Random Thoughts
The morning of the 14th of June, 2024, began normally enough. Tink, my lap guard dog, watered a postage stamp of the backyard lawn while I pried the lid off a big can of Prince Albert and filled my pipe for the first dose of a fresh day. Everything was going great.
Then the bluebirds of happenstance swept in from the unknown. On our way back into the house I became dizzy, whirly. light headed. When I reached the top porch step, I fell backward, down to the lower level and broke my neck in five places.
One hundred days later, in late September, I made it back home, after a life flight to Spokane, a session with a neurosurgeon who patched vertebrae with what in Xrays look to be parts from a metal gate, a fitting for a neck brace, a week in the hospital, a month in a Spokane rehab joint in which I contracted Covid and had my wallet stolen, then two months in a facility in Walla Walla with physical therapy services where I still go twice a week to be helped.

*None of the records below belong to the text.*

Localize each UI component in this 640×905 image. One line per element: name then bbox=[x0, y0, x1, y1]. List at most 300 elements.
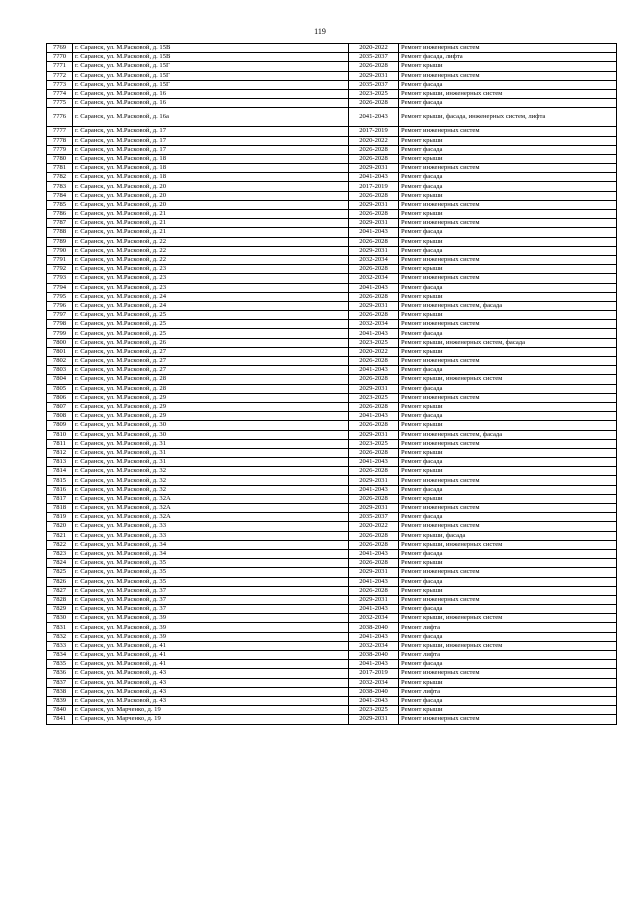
work-type-cell: Ремонт инженерных систем bbox=[399, 393, 617, 402]
row-number-cell: 7790 bbox=[47, 246, 73, 255]
address-cell: г. Саранск, ул. М.Расковой, д. 25 bbox=[73, 320, 349, 329]
period-cell: 2029-2031 bbox=[349, 595, 399, 604]
address-cell: г. Саранск, ул. М.Расковой, д. 16 bbox=[73, 89, 349, 98]
work-type-cell: Ремонт лифта bbox=[399, 623, 617, 632]
work-type-cell: Ремонт фасада, лифта bbox=[399, 53, 617, 62]
address-cell: г. Саранск, ул. М.Расковой, д. 17 bbox=[73, 145, 349, 154]
period-cell: 2026-2028 bbox=[349, 210, 399, 219]
period-cell: 2041-2043 bbox=[349, 329, 399, 338]
work-type-cell: Ремонт фасада bbox=[399, 485, 617, 494]
row-number-cell: 7798 bbox=[47, 320, 73, 329]
table-row bbox=[47, 255, 617, 264]
row-number-cell: 7829 bbox=[47, 605, 73, 614]
table-row bbox=[47, 62, 617, 71]
address-cell: г. Саранск, ул. М.Расковой, д. 15Г bbox=[73, 62, 349, 71]
address-cell: г. Саранск, ул. М.Расковой, д. 32 bbox=[73, 476, 349, 485]
work-type-cell: Ремонт лифта bbox=[399, 651, 617, 660]
table-row bbox=[47, 476, 617, 485]
address-cell: г. Саранск, ул. М.Расковой, д. 39 bbox=[73, 623, 349, 632]
period-cell: 2029-2031 bbox=[349, 384, 399, 393]
work-type-cell: Ремонт крыши, инженерных систем bbox=[399, 540, 617, 549]
table-row bbox=[47, 430, 617, 439]
row-number-cell: 7806 bbox=[47, 393, 73, 402]
row-number-cell: 7836 bbox=[47, 669, 73, 678]
table-row bbox=[47, 173, 617, 182]
period-cell: 2032-2034 bbox=[349, 678, 399, 687]
period-cell: 2032-2034 bbox=[349, 614, 399, 623]
address-cell: г. Саранск, ул. М.Расковой, д. 27 bbox=[73, 366, 349, 375]
period-cell: 2035-2037 bbox=[349, 80, 399, 89]
work-type-cell: Ремонт крыши bbox=[399, 678, 617, 687]
work-type-cell: Ремонт фасада bbox=[399, 228, 617, 237]
work-type-cell: Ремонт крыши bbox=[399, 292, 617, 301]
address-cell: г. Саранск, ул. М.Расковой, д. 15Г bbox=[73, 71, 349, 80]
table-row bbox=[47, 568, 617, 577]
work-type-cell: Ремонт инженерных систем bbox=[399, 595, 617, 604]
row-number-cell: 7809 bbox=[47, 421, 73, 430]
table-row bbox=[47, 559, 617, 568]
row-number-cell: 7782 bbox=[47, 173, 73, 182]
period-cell: 2029-2031 bbox=[349, 504, 399, 513]
page-number: 119 bbox=[314, 27, 326, 36]
period-cell: 2026-2028 bbox=[349, 265, 399, 274]
work-type-cell: Ремонт фасада bbox=[399, 384, 617, 393]
row-number-cell: 7811 bbox=[47, 439, 73, 448]
address-cell: г. Саранск, ул. М.Расковой, д. 41 bbox=[73, 651, 349, 660]
row-number-cell: 7770 bbox=[47, 53, 73, 62]
work-type-cell: Ремонт инженерных систем bbox=[399, 255, 617, 264]
work-type-cell: Ремонт фасада bbox=[399, 412, 617, 421]
row-number-cell: 7776 bbox=[47, 108, 73, 127]
period-cell: 2020-2022 bbox=[349, 522, 399, 531]
address-cell: г. Саранск, ул. М.Расковой, д. 43 bbox=[73, 669, 349, 678]
work-type-cell: Ремонт инженерных систем bbox=[399, 568, 617, 577]
table-row bbox=[47, 182, 617, 191]
work-type-cell: Ремонт инженерных систем, фасада bbox=[399, 301, 617, 310]
address-cell: г. Саранск, ул. М.Расковой, д. 20 bbox=[73, 182, 349, 191]
period-cell: 2020-2022 bbox=[349, 347, 399, 356]
table-row bbox=[47, 504, 617, 513]
table-row bbox=[47, 660, 617, 669]
work-type-cell: Ремонт крыши bbox=[399, 191, 617, 200]
work-type-cell: Ремонт инженерных систем bbox=[399, 44, 617, 53]
row-number-cell: 7821 bbox=[47, 531, 73, 540]
table-row bbox=[47, 228, 617, 237]
row-number-cell: 7789 bbox=[47, 237, 73, 246]
period-cell: 2026-2028 bbox=[349, 402, 399, 411]
address-cell: г. Саранск, ул. М.Расковой, д. 33 bbox=[73, 531, 349, 540]
table-row bbox=[47, 696, 617, 705]
address-cell: г. Саранск, ул. М.Расковой, д. 27 bbox=[73, 357, 349, 366]
address-cell: г. Саранск, ул. М.Расковой, д. 35 bbox=[73, 559, 349, 568]
period-cell: 2026-2028 bbox=[349, 237, 399, 246]
address-cell: г. Саранск, ул. М.Расковой, д. 21 bbox=[73, 219, 349, 228]
row-number-cell: 7775 bbox=[47, 99, 73, 108]
work-type-cell: Ремонт крыши, фасада, инженерных систем, лифта bbox=[399, 108, 617, 127]
table-row bbox=[47, 595, 617, 604]
address-cell: г. Саранск, ул. М.Расковой, д. 17 bbox=[73, 127, 349, 136]
period-cell: 2029-2031 bbox=[349, 246, 399, 255]
row-number-cell: 7773 bbox=[47, 80, 73, 89]
work-type-cell: Ремонт крыши bbox=[399, 706, 617, 715]
row-number-cell: 7833 bbox=[47, 641, 73, 650]
period-cell: 2026-2028 bbox=[349, 292, 399, 301]
address-cell: г. Саранск, ул. М.Расковой, д. 32А bbox=[73, 494, 349, 503]
work-type-cell: Ремонт инженерных систем, фасада bbox=[399, 430, 617, 439]
table-row bbox=[47, 384, 617, 393]
table-body bbox=[47, 44, 617, 725]
row-number-cell: 7835 bbox=[47, 660, 73, 669]
table-row bbox=[47, 393, 617, 402]
period-cell: 2026-2028 bbox=[349, 311, 399, 320]
row-number-cell: 7808 bbox=[47, 412, 73, 421]
work-type-cell: Ремонт крыши, инженерных систем bbox=[399, 641, 617, 650]
table-row bbox=[47, 71, 617, 80]
row-number-cell: 7799 bbox=[47, 329, 73, 338]
work-type-cell: Ремонт фасада bbox=[399, 513, 617, 522]
table-row bbox=[47, 439, 617, 448]
row-number-cell: 7840 bbox=[47, 706, 73, 715]
table-row bbox=[47, 136, 617, 145]
address-cell: г. Саранск, ул. М.Расковой, д. 25 bbox=[73, 311, 349, 320]
address-cell: г. Саранск, ул. М.Расковой, д. 29 bbox=[73, 402, 349, 411]
period-cell: 2035-2037 bbox=[349, 53, 399, 62]
address-cell: г. Саранск, ул. М.Расковой, д. 35 bbox=[73, 568, 349, 577]
period-cell: 2029-2031 bbox=[349, 301, 399, 310]
row-number-cell: 7785 bbox=[47, 200, 73, 209]
table-row bbox=[47, 623, 617, 632]
row-number-cell: 7822 bbox=[47, 540, 73, 549]
period-cell: 2041-2043 bbox=[349, 660, 399, 669]
table-row bbox=[47, 311, 617, 320]
table-row bbox=[47, 164, 617, 173]
period-cell: 2041-2043 bbox=[349, 632, 399, 641]
period-cell: 2041-2043 bbox=[349, 458, 399, 467]
period-cell: 2026-2028 bbox=[349, 357, 399, 366]
table-row bbox=[47, 458, 617, 467]
period-cell: 2041-2043 bbox=[349, 696, 399, 705]
period-cell: 2029-2031 bbox=[349, 164, 399, 173]
period-cell: 2032-2034 bbox=[349, 274, 399, 283]
work-type-cell: Ремонт крыши, инженерных систем bbox=[399, 375, 617, 384]
work-type-cell: Ремонт крыши bbox=[399, 237, 617, 246]
work-type-cell: Ремонт фасада bbox=[399, 696, 617, 705]
period-cell: 2026-2028 bbox=[349, 540, 399, 549]
work-type-cell: Ремонт инженерных систем bbox=[399, 522, 617, 531]
table-row bbox=[47, 586, 617, 595]
row-number-cell: 7837 bbox=[47, 678, 73, 687]
period-cell: 2026-2028 bbox=[349, 154, 399, 163]
work-type-cell: Ремонт крыши bbox=[399, 467, 617, 476]
period-cell: 2041-2043 bbox=[349, 108, 399, 127]
table-row bbox=[47, 577, 617, 586]
period-cell: 2038-2040 bbox=[349, 687, 399, 696]
address-cell: г. Саранск, ул. М.Расковой, д. 28 bbox=[73, 375, 349, 384]
period-cell: 2032-2034 bbox=[349, 641, 399, 650]
address-cell: г. Саранск, ул. М.Расковой, д. 31 bbox=[73, 439, 349, 448]
period-cell: 2023-2025 bbox=[349, 439, 399, 448]
address-cell: г. Саранск, ул. М.Расковой, д. 22 bbox=[73, 246, 349, 255]
table-row bbox=[47, 485, 617, 494]
work-type-cell: Ремонт крыши bbox=[399, 494, 617, 503]
table-row bbox=[47, 549, 617, 558]
work-type-cell: Ремонт лифта bbox=[399, 687, 617, 696]
work-type-cell: Ремонт крыши, фасада bbox=[399, 531, 617, 540]
work-type-cell: Ремонт инженерных систем bbox=[399, 669, 617, 678]
address-cell: г. Саранск, ул. М.Расковой, д. 22 bbox=[73, 237, 349, 246]
table-row bbox=[47, 329, 617, 338]
period-cell: 2041-2043 bbox=[349, 173, 399, 182]
address-cell: г. Саранск, ул. М.Расковой, д. 16 bbox=[73, 99, 349, 108]
row-number-cell: 7814 bbox=[47, 467, 73, 476]
work-type-cell: Ремонт крыши bbox=[399, 311, 617, 320]
table-row bbox=[47, 375, 617, 384]
row-number-cell: 7778 bbox=[47, 136, 73, 145]
row-number-cell: 7791 bbox=[47, 255, 73, 264]
row-number-cell: 7784 bbox=[47, 191, 73, 200]
row-number-cell: 7825 bbox=[47, 568, 73, 577]
table-row bbox=[47, 448, 617, 457]
period-cell: 2017-2019 bbox=[349, 182, 399, 191]
work-type-cell: Ремонт крыши bbox=[399, 586, 617, 595]
work-type-cell: Ремонт крыши, инженерных систем bbox=[399, 614, 617, 623]
table-row bbox=[47, 108, 617, 127]
address-cell: г. Саранск, ул. М.Расковой, д. 23 bbox=[73, 283, 349, 292]
row-number-cell: 7823 bbox=[47, 549, 73, 558]
table-row bbox=[47, 715, 617, 724]
row-number-cell: 7781 bbox=[47, 164, 73, 173]
table-row bbox=[47, 99, 617, 108]
period-cell: 2041-2043 bbox=[349, 577, 399, 586]
work-type-cell: Ремонт крыши bbox=[399, 559, 617, 568]
work-type-cell: Ремонт крыши bbox=[399, 402, 617, 411]
address-cell: г. Саранск, ул. М.Расковой, д. 17 bbox=[73, 136, 349, 145]
table-row bbox=[47, 540, 617, 549]
period-cell: 2026-2028 bbox=[349, 145, 399, 154]
repair-schedule-table bbox=[46, 43, 617, 725]
period-cell: 2026-2028 bbox=[349, 375, 399, 384]
row-number-cell: 7834 bbox=[47, 651, 73, 660]
row-number-cell: 7802 bbox=[47, 357, 73, 366]
address-cell: г. Саранск, ул. М.Расковой, д. 32 bbox=[73, 467, 349, 476]
work-type-cell: Ремонт фасада bbox=[399, 173, 617, 182]
work-type-cell: Ремонт инженерных систем bbox=[399, 71, 617, 80]
row-number-cell: 7774 bbox=[47, 89, 73, 98]
row-number-cell: 7797 bbox=[47, 311, 73, 320]
table-row bbox=[47, 347, 617, 356]
table-row bbox=[47, 366, 617, 375]
work-type-cell: Ремонт крыши bbox=[399, 421, 617, 430]
address-cell: г. Саранск, ул. М.Расковой, д. 31 bbox=[73, 448, 349, 457]
period-cell: 2029-2031 bbox=[349, 715, 399, 724]
table-row bbox=[47, 467, 617, 476]
address-cell: г. Саранск, ул. М.Расковой, д. 20 bbox=[73, 200, 349, 209]
row-number-cell: 7816 bbox=[47, 485, 73, 494]
table-row bbox=[47, 669, 617, 678]
work-type-cell: Ремонт фасада bbox=[399, 329, 617, 338]
address-cell: г. Саранск, ул. М.Расковой, д. 37 bbox=[73, 605, 349, 614]
table-row bbox=[47, 127, 617, 136]
period-cell: 2038-2040 bbox=[349, 623, 399, 632]
address-cell: г. Саранск, ул. М.Расковой, д. 16а bbox=[73, 108, 349, 127]
row-number-cell: 7807 bbox=[47, 402, 73, 411]
period-cell: 2032-2034 bbox=[349, 320, 399, 329]
address-cell: г. Саранск, ул. М.Расковой, д. 24 bbox=[73, 301, 349, 310]
table-row bbox=[47, 154, 617, 163]
address-cell: г. Саранск, ул. М.Расковой, д. 30 bbox=[73, 430, 349, 439]
address-cell: г. Саранск, ул. М.Расковой, д. 27 bbox=[73, 347, 349, 356]
table-row bbox=[47, 357, 617, 366]
address-cell: г. Саранск, ул. М.Расковой, д. 25 bbox=[73, 329, 349, 338]
table-row bbox=[47, 283, 617, 292]
address-cell: г. Саранск, ул. М.Расковой, д. 39 bbox=[73, 632, 349, 641]
table-row bbox=[47, 494, 617, 503]
address-cell: г. Саранск, ул. М.Расковой, д. 29 bbox=[73, 393, 349, 402]
period-cell: 2026-2028 bbox=[349, 531, 399, 540]
table-row bbox=[47, 531, 617, 540]
table-row bbox=[47, 651, 617, 660]
work-type-cell: Ремонт фасада bbox=[399, 577, 617, 586]
row-number-cell: 7804 bbox=[47, 375, 73, 384]
period-cell: 2020-2022 bbox=[349, 136, 399, 145]
table-row bbox=[47, 320, 617, 329]
period-cell: 2038-2040 bbox=[349, 651, 399, 660]
address-cell: г. Саранск, ул. М.Расковой, д. 39 bbox=[73, 614, 349, 623]
work-type-cell: Ремонт фасада bbox=[399, 283, 617, 292]
period-cell: 2041-2043 bbox=[349, 549, 399, 558]
address-cell: г. Саранск, ул. М.Расковой, д. 34 bbox=[73, 549, 349, 558]
row-number-cell: 7769 bbox=[47, 44, 73, 53]
table-row bbox=[47, 301, 617, 310]
work-type-cell: Ремонт инженерных систем bbox=[399, 219, 617, 228]
row-number-cell: 7783 bbox=[47, 182, 73, 191]
work-type-cell: Ремонт инженерных систем bbox=[399, 320, 617, 329]
row-number-cell: 7805 bbox=[47, 384, 73, 393]
work-type-cell: Ремонт фасада bbox=[399, 99, 617, 108]
row-number-cell: 7788 bbox=[47, 228, 73, 237]
row-number-cell: 7831 bbox=[47, 623, 73, 632]
work-type-cell: Ремонт инженерных систем bbox=[399, 357, 617, 366]
period-cell: 2029-2031 bbox=[349, 71, 399, 80]
period-cell: 2041-2043 bbox=[349, 412, 399, 421]
work-type-cell: Ремонт крыши bbox=[399, 448, 617, 457]
address-cell: г. Саранск, ул. М.Расковой, д. 24 bbox=[73, 292, 349, 301]
work-type-cell: Ремонт фасада bbox=[399, 605, 617, 614]
address-cell: г. Саранск, ул. М.Расковой, д. 31 bbox=[73, 458, 349, 467]
period-cell: 2023-2025 bbox=[349, 338, 399, 347]
row-number-cell: 7815 bbox=[47, 476, 73, 485]
period-cell: 2029-2031 bbox=[349, 476, 399, 485]
address-cell: г. Саранск, ул. М.Расковой, д. 37 bbox=[73, 586, 349, 595]
row-number-cell: 7817 bbox=[47, 494, 73, 503]
period-cell: 2026-2028 bbox=[349, 448, 399, 457]
address-cell: г. Саранск, ул. М.Расковой, д. 32А bbox=[73, 504, 349, 513]
row-number-cell: 7792 bbox=[47, 265, 73, 274]
period-cell: 2029-2031 bbox=[349, 430, 399, 439]
row-number-cell: 7824 bbox=[47, 559, 73, 568]
address-cell: г. Саранск, ул. М.Расковой, д. 41 bbox=[73, 641, 349, 650]
period-cell: 2023-2025 bbox=[349, 89, 399, 98]
table-row bbox=[47, 522, 617, 531]
work-type-cell: Ремонт фасада bbox=[399, 182, 617, 191]
address-cell: г. Саранск, ул. М.Расковой, д. 21 bbox=[73, 228, 349, 237]
work-type-cell: Ремонт крыши, инженерных систем, фасада bbox=[399, 338, 617, 347]
address-cell: г. Саранск, ул. М.Расковой, д. 22 bbox=[73, 255, 349, 264]
row-number-cell: 7780 bbox=[47, 154, 73, 163]
row-number-cell: 7826 bbox=[47, 577, 73, 586]
address-cell: г. Саранск, ул. М.Расковой, д. 18 bbox=[73, 164, 349, 173]
row-number-cell: 7777 bbox=[47, 127, 73, 136]
address-cell: г. Саранск, ул. М.Расковой, д. 23 bbox=[73, 265, 349, 274]
period-cell: 2017-2019 bbox=[349, 669, 399, 678]
row-number-cell: 7832 bbox=[47, 632, 73, 641]
address-cell: г. Саранск, ул. М.Расковой, д. 30 bbox=[73, 421, 349, 430]
table-row bbox=[47, 338, 617, 347]
row-number-cell: 7818 bbox=[47, 504, 73, 513]
work-type-cell: Ремонт инженерных систем bbox=[399, 504, 617, 513]
table-row bbox=[47, 678, 617, 687]
work-type-cell: Ремонт фасада bbox=[399, 458, 617, 467]
period-cell: 2029-2031 bbox=[349, 219, 399, 228]
row-number-cell: 7794 bbox=[47, 283, 73, 292]
row-number-cell: 7813 bbox=[47, 458, 73, 467]
table-row bbox=[47, 53, 617, 62]
period-cell: 2026-2028 bbox=[349, 191, 399, 200]
address-cell: г. Саранск, ул. М.Расковой, д. 43 bbox=[73, 687, 349, 696]
work-type-cell: Ремонт крыши bbox=[399, 347, 617, 356]
row-number-cell: 7771 bbox=[47, 62, 73, 71]
work-type-cell: Ремонт инженерных систем bbox=[399, 439, 617, 448]
table-row bbox=[47, 513, 617, 522]
row-number-cell: 7787 bbox=[47, 219, 73, 228]
row-number-cell: 7810 bbox=[47, 430, 73, 439]
work-type-cell: Ремонт инженерных систем bbox=[399, 200, 617, 209]
work-type-cell: Ремонт инженерных систем bbox=[399, 715, 617, 724]
work-type-cell: Ремонт крыши, инженерных систем bbox=[399, 89, 617, 98]
work-type-cell: Ремонт фасада bbox=[399, 80, 617, 89]
table-row bbox=[47, 80, 617, 89]
period-cell: 2041-2043 bbox=[349, 228, 399, 237]
table-row bbox=[47, 292, 617, 301]
row-number-cell: 7838 bbox=[47, 687, 73, 696]
table-row bbox=[47, 706, 617, 715]
period-cell: 2029-2031 bbox=[349, 568, 399, 577]
work-type-cell: Ремонт фасада bbox=[399, 660, 617, 669]
work-type-cell: Ремонт фасада bbox=[399, 246, 617, 255]
address-cell: г. Саранск, ул. М.Расковой, д. 29 bbox=[73, 412, 349, 421]
row-number-cell: 7772 bbox=[47, 71, 73, 80]
row-number-cell: 7841 bbox=[47, 715, 73, 724]
address-cell: г. Саранск, ул. М.Расковой, д. 23 bbox=[73, 274, 349, 283]
table-row bbox=[47, 265, 617, 274]
work-type-cell: Ремонт фасада bbox=[399, 549, 617, 558]
table-row bbox=[47, 421, 617, 430]
address-cell: г. Саранск, ул. М.Расковой, д. 32 bbox=[73, 485, 349, 494]
address-cell: г. Саранск, ул. М.Расковой, д. 15В bbox=[73, 53, 349, 62]
table-row bbox=[47, 219, 617, 228]
row-number-cell: 7796 bbox=[47, 301, 73, 310]
address-cell: г. Саранск, ул. М.Расковой, д. 28 bbox=[73, 384, 349, 393]
work-type-cell: Ремонт фасада bbox=[399, 145, 617, 154]
table-row bbox=[47, 145, 617, 154]
address-cell: г. Саранск, ул. Марченко, д. 19 bbox=[73, 706, 349, 715]
period-cell: 2041-2043 bbox=[349, 485, 399, 494]
period-cell: 2029-2031 bbox=[349, 200, 399, 209]
table-row bbox=[47, 402, 617, 411]
address-cell: г. Саранск, ул. Марченко, д. 19 bbox=[73, 715, 349, 724]
work-type-cell: Ремонт инженерных систем bbox=[399, 127, 617, 136]
address-cell: г. Саранск, ул. М.Расковой, д. 34 bbox=[73, 540, 349, 549]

I am free of the neck brace, but am a currently a toddler, learning to walk again. I no longer use tobacco.
During those hundred days, I had three industrial meals and two hours of physical therapy per day as my only obligations, There was ample time to ruminate. The primary subject of this process was “WTF (What the fruitcake) happened?” Three months of this and I concluded nothing of substance, but I came to believe that change is the only constant, that impermanence reigns. I became a Sofarist. More about this later. Here are some thoughts that bounced around my dizzy brain.
As a nation, we live with a money sickness, capitalism, and have normalized the existence of billionaires without understanding how large a number is one billion. One billion is a thousand millions. This is waay out of scale for a working person. If one had a job that paid $500 per hour, forty hours a week, fifty weeks a year, one would earn a million dollars per year. It would take a thousand years to make a billion bucks. When there are folks sleeping under bridges on cardboard, no one person should be a billionaire.
The reader may recall that 2024 was an election year. All media (TV, radio, phone) were infested with political dung. I am registered in the voter rolls as an Independent, but I am probably better characterized as a socialist anarchist because I believe in the Birthday Party and its Nobody for President campaign. Why Nobody? Because Nobody cares, Nobody cooks better than Mom, Nobody knows the troubles I’ve seen, Nobody is minding the store, and Nobody knows what is going to happen.
Sofarism is a nod to impermanence and an offshoot of Momentarianism, my pal Merce’s credo, that urges one to live in the now. As his business card puts it: “Now, more than ever. All we have is right now. Yesterday is history. Tomorrow is a mystery. The business is isness. Fight couth decay.”
My Dad used to say “Sometimes I get the feeling that there are smarter people than me.” Perhaps we should look at some of the smart folks’ ideas about change. In western philosophy, Heraclitus is given credit for the notion that everything is in flux, that s person can’t stick the same foot in the same river twice. Immanuel Kant said we can only experience change as a continuous flow through time, with each state being the necessary consequence of the previous one, and this continuity is essential for our perception of a stable world. A Chinese proverb says that plans cannot keep up with changes. The concept of impermanence is prominent in Buddhism, and it is also found in various schools of Hinduism and Jainism.
Sofarism’s basic tenet is “So far, so good,” recognizing that we all live in the moment, but that everything could change at any time. By including “So far” to our assessments of current states of being, we confess that we don’t know what is coming next, as in “Well, it is a beautiful day, so far” or “I’ve had three hotdogs, so far” or “Haven’t caught Covid, so far” or “That’s about as much random thoughtery as I can manage, so far.” Peace.